Echo-chambers of online activism are drowning out voices


Photo credit: karlsbad, Creative Commons

Eimi S.('22), Miki M.('22), and Mary C.('22)

Repost after repost after repost. What’s going on, how to be an ally, and how to help. For Generation Z, activism has taken on a new form through social media. In the year of Black Lives Matter, Capitol riots, Sarah Everard, Asian-American violence, the pandemic, and more, our social media feeds have been filled with informative posts on social issues that demand our attention. Our social media presence has always been a measure of our virtue, but with our lives centralizing around it even more, it is exacerbating the emphasis placed on our online actions as a representation of our morals. 

The repeated sharing of information within social circles culminates in an echo-chamber of online activism that manifests as silent peer pressure. Sometimes, reposts are shared with guilt-tripping words like “it only takes a second to share,” and “I can see who ignores this.” For teenagers online, we are consumed by what this means: would they think I was racist if I didn’t repost this? 

As students of an international school in Japan, our cultures, backgrounds, and religion are diverse; we all share a rather liberal viewpoint, however, making political correctness a social standard in our community, in person and online. Consequently, the peer pressure to maintain our political correctness brings the majority of us to indulge ourselves in shallow clicktivism, blindly reposting the same informational posts that all of our friends have shared. The saturation of our online platforms acts as a broken record of social injustices, leading to many subconsciously tuning them out.
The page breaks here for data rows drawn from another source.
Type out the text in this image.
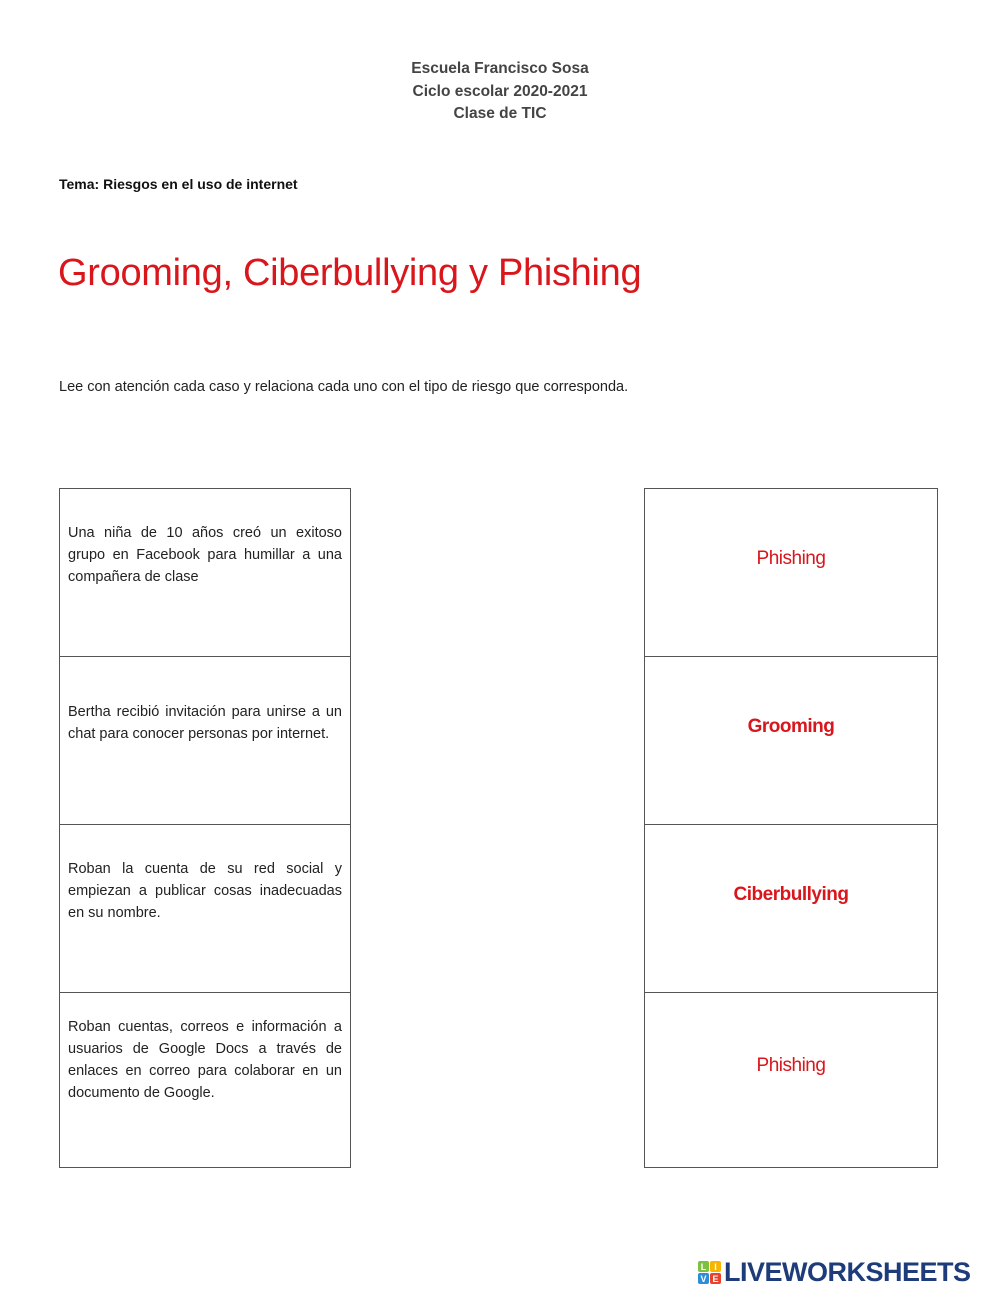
Escuela Francisco Sosa
Ciclo escolar 2020-2021
Clase de TIC
Tema: Riesgos en el uso de internet
Grooming, Ciberbullying y Phishing
Lee con atención cada caso y relaciona cada uno con el tipo de riesgo que corresponda.
Una niña de 10 años creó un exitoso grupo en Facebook para humillar a una compañera de clase
Bertha recibió invitación para unirse a un chat para conocer personas por internet.
Roban la cuenta de su red social y empiezan a publicar cosas inadecuadas en su nombre.
Roban cuentas, correos e información a usuarios de Google Docs a través de enlaces en correo para colaborar en un documento de Google.
Phishing
Grooming
Ciberbullying
Phishing
L I
V E LIVEWORKSHEETS
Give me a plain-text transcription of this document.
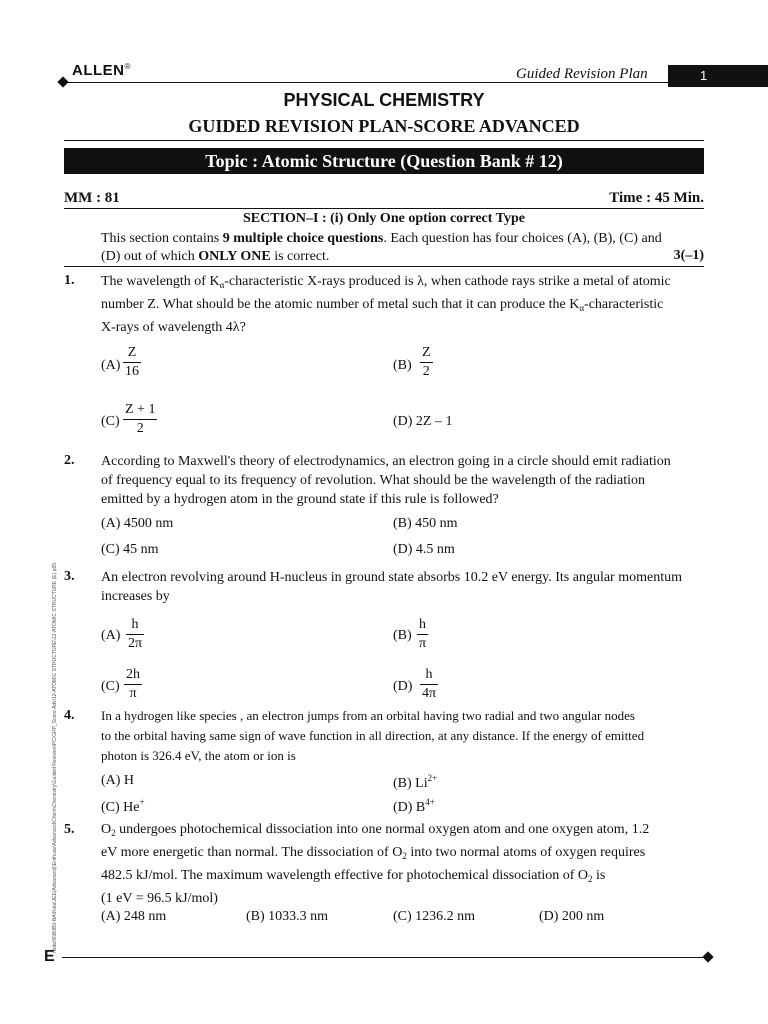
ALLEN®	Guided Revision Plan	1
PHYSICAL CHEMISTRY
GUIDED REVISION PLAN-SCORE ADVANCED
Topic : Atomic Structure (Question Bank # 12)
MM : 81	Time : 45 Min.
SECTION–I : (i) Only One option correct Type
This section contains 9 multiple choice questions. Each question has four choices (A), (B), (C) and
(D) out of which ONLY ONE is correct.	3(–1)
1. The wavelength of $K_\alpha$-characteristic X-rays produced is λ, when cathode rays strike a metal of atomic
number Z. What should be the atomic number of metal such that it can produce the $K_\alpha$-characteristic
X-rays of wavelength 4λ?
$(A) \frac{Z}{16}$	$(B) \frac{Z}{2}$
$(C) \frac{Z + 1}{2}$	(D) 2Z – 1
2. According to Maxwell's theory of electrodynamics, an electron going in a circle should emit radiation
of frequency equal to its frequency of revolution. What should be the wavelength of the radiation
emitted by a hydrogen atom in the ground state if this rule is followed?
(A) 4500 nm	(B) 450 nm
(C) 45 nm	(D) 4.5 nm
3. An electron revolving around H-nucleus in ground state absorbs 10.2 eV energy. Its angular momentum
increases by
$(A) \frac{h}{2\pi}$	$(B) \frac{h}{\pi}$
$(C) \frac{2h}{\pi}$	$(D) \frac{h}{4\pi}$
4. In a hydrogen like species , an electron jumps from an orbital having two radial and two angular nodes
to the orbital having same sign of wave function in all direction, at any distance. If the energy of emitted
photon is 326.4 eV, the atom or ion is
(A) H	(B) $Li^{2+}$
(C) He+	(D) $B^{4+}$
5. $O_2$ undergoes photochemical dissociation into one normal oxygen atom and one oxygen atom, 1.2
eV more energetic than normal. The dissociation of $O_2$ into two normal atoms of oxygen requires
482.5 kJ/mol. The maximum wavelength effective for photochemical dissociation of $O_2$ is
(1 eV = 96.5 kJ/mol)
(A) 248 nm	(B) 1033.3 nm	(C) 1236.2 nm	(D) 200 nm
node06\B0B0-BA\Kota\JEE(Advanced)\Enthuse\Advanced\Chem\Chemistry\Guided Revision\PC\GRP_Score Adv\12-ATOMIC STRUCTURE\12-ATOMIC STRUCTURE (E).p65
E
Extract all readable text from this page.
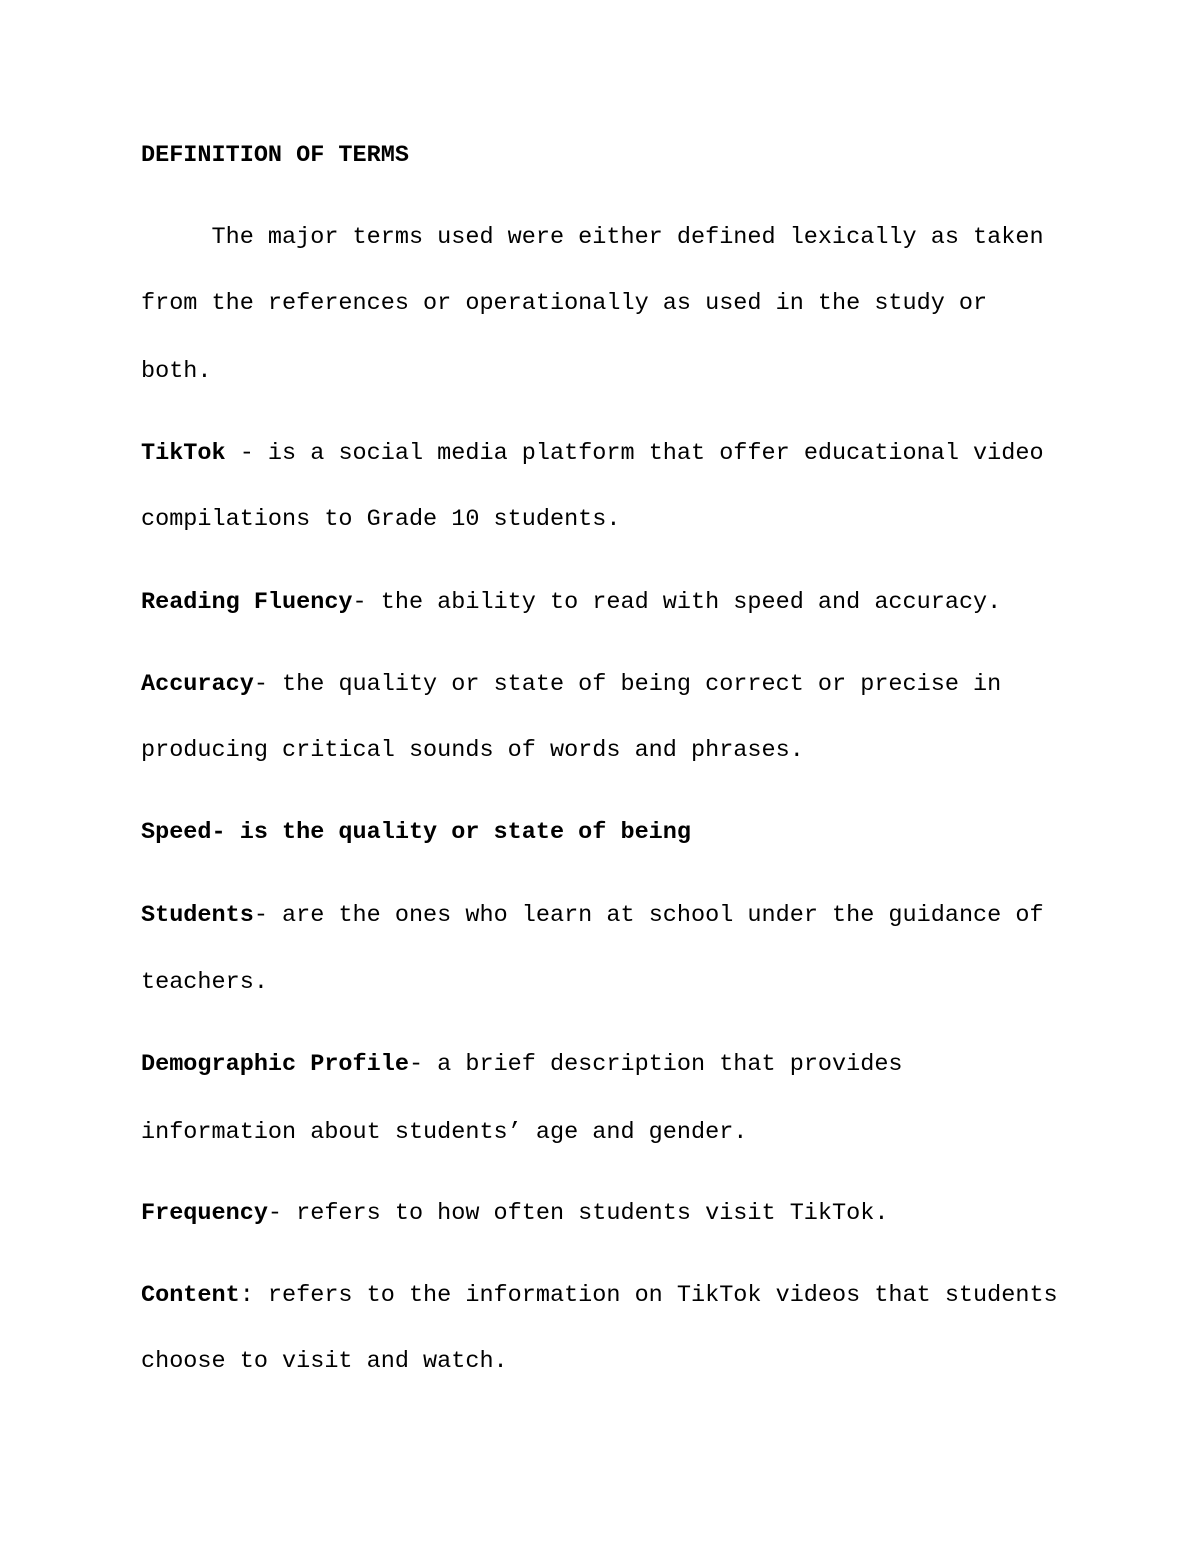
DEFINITION OF TERMS

The major terms used were either defined lexically as taken

from the references or operationally as used in the study or

both.

TikTok - is a social media platform that offer educational video

compilations to Grade 10 students.

Reading Fluency- the ability to read with speed and accuracy.

Accuracy- the quality or state of being correct or precise in

producing critical sounds of words and phrases.

Speed- is the quality or state of being

Students- are the ones who learn at school under the guidance of

teachers.

Demographic Profile- a brief description that provides

information about students’ age and gender.

Frequency- refers to how often students visit TikTok.

Content: refers to the information on TikTok videos that students

choose to visit and watch.
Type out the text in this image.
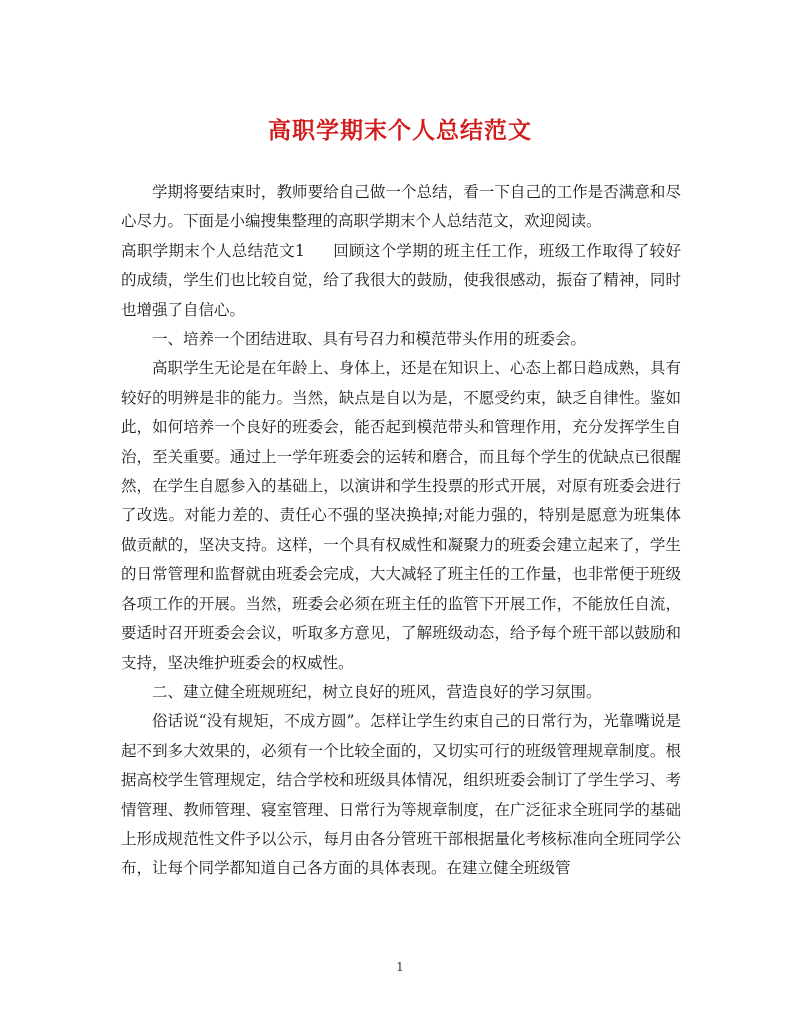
高职学期末个人总结范文

学期将要结束时，教师要给自己做一个总结，看一下自己的工作是否满意和尽心尽力。下面是小编搜集整理的高职学期末个人总结范文，欢迎阅读。

高职学期末个人总结范文1 回顾这个学期的班主任工作，班级工作取得了较好的成绩，学生们也比较自觉，给了我很大的鼓励，使我很感动，振奋了精神，同时也增强了自信心。

一、培养一个团结进取、具有号召力和模范带头作用的班委会。

高职学生无论是在年龄上、身体上，还是在知识上、心态上都日趋成熟，具有较好的明辨是非的能力。当然，缺点是自以为是，不愿受约束，缺乏自律性。鉴如此，如何培养一个良好的班委会，能否起到模范带头和管理作用，充分发挥学生自治，至关重要。通过上一学年班委会的运转和磨合，而且每个学生的优缺点已很醒然，在学生自愿参入的基础上，以演讲和学生投票的形式开展，对原有班委会进行了改选。对能力差的、责任心不强的坚决换掉;对能力强的，特别是愿意为班集体做贡献的，坚决支持。这样，一个具有权威性和凝聚力的班委会建立起来了，学生的日常管理和监督就由班委会完成，大大减轻了班主任的工作量，也非常便于班级各项工作的开展。当然，班委会必须在班主任的监管下开展工作，不能放任自流，要适时召开班委会会议，听取多方意见，了解班级动态，给予每个班干部以鼓励和支持，坚决维护班委会的权威性。

二、建立健全班规班纪，树立良好的班风，营造良好的学习氛围。

俗话说“没有规矩，不成方圆”。怎样让学生约束自己的日常行为，光靠嘴说是起不到多大效果的，必须有一个比较全面的，又切实可行的班级管理规章制度。根据高校学生管理规定，结合学校和班级具体情况，组织班委会制订了学生学习、考情管理、教师管理、寝室管理、日常行为等规章制度，在广泛征求全班同学的基础上形成规范性文件予以公示，每月由各分管班干部根据量化考核标准向全班同学公布，让每个同学都知道自己各方面的具体表现。在建立健全班级管

1
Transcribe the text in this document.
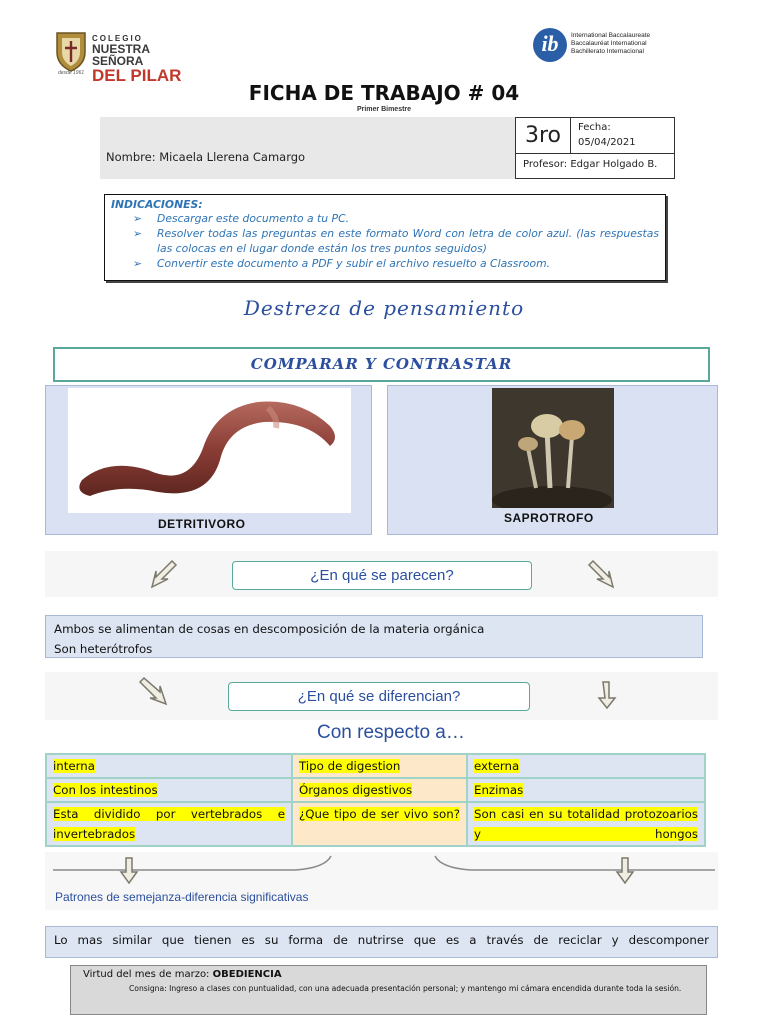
COLEGIO
NUESTRA SEÑORA
DEL PILAR
desde 1961
ib	International Baccalaureate
Baccalauréat International
Bachillerato Internacional
FICHA DE TRABAJO # 04
Primer Bimestre
Nombre: Micaela Llerena Camargo
3ro	Fecha:
05/04/2021
Profesor: Edgar Holgado B.
INDICACIONES:
➢ Descargar este documento a tu PC.
➢ Resolver todas las preguntas en este formato Word con letra de color azul. (las respuestas las colocas en el lugar donde están los tres puntos seguidos)
➢ Convertir este documento a PDF y subir el archivo resuelto a Classroom.
Destreza de pensamiento
COMPARAR Y CONTRASTAR
DETRITIVORO	SAPROTROFO
¿En qué se parecen?
Ambos se alimentan de cosas en descomposición de la materia orgánica
Son heterótrofos
¿En qué se diferencian?
Con respecto a…
interna	Tipo de digestion	externa
Con los intestinos	Órganos digestivos	Enzimas

Esta dividido por vertebrados e invertebrados	¿Que tipo de ser vivo son?	Son casi en su totalidad protozoarios y hongos
Patrones de semejanza-diferencia significativas
Lo mas similar que tienen es su forma de nutrirse que es a través de reciclar y descomponer
Virtud del mes de marzo: OBEDIENCIA
Consigna: Ingreso a clases con puntualidad, con una adecuada presentación personal; y mantengo mi cámara encendida durante toda la sesión.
Some say that social pressure stimulated through performance activism is the only way we can change as a group, judging those who do not conform: however, as quoted in an article on BBC, Barack Obama argues that this is “…not activism. That’s not bringing about change. If all you’re doing is casting stones, you’re probably not going to get that far.” 

So how can we break out of this pattern of media saturation? 

Chances are that if the social circles we are involved in are only circulating such posts due to a sense of obligation, it will soon diminish. With apps such as Instagram that revolve around hooking their users by connecting them to their social circles, peer pressure is hard to avoid, but spaces that encourage activism beyond awareness without this peer pressure may be crucial to productive online activism. 

Online activism would be better achieved through platforms that could effectively organise and connect people to events in their area, or that include a section dedicated to facilitating actual action by users. A few platforms such as We Don’t Have Time already exist as sources of reliable information on the climate crisis as well as an interface on which people can collaborate to build concrete solutions. The app is focused on climate issues and allows users to promote their own ideas and events, as well as provide “climate reviews”, demands for change from organizations and companies, to show support. Shifting from social media to platforms solely dedicated to online activism limits the peer pressure that stems from being virtually connected to your real life social circles.    

However, in reality, it will take a long time for users to make the switch from the familiar apps of Instagram or Twitter to these possible solutions. Until then, we can be the ones who maintain our activism online through a true desire to help and inform, being selective in what we share. Because in many ways that’s just as important as what is not shared. Of course, that’s not to say we must fall silent in order to amplify the voices of others; by sharing meaningful experiences, opinions, and useful resources people are not yet aware about, we can harness the full potential of our presence online.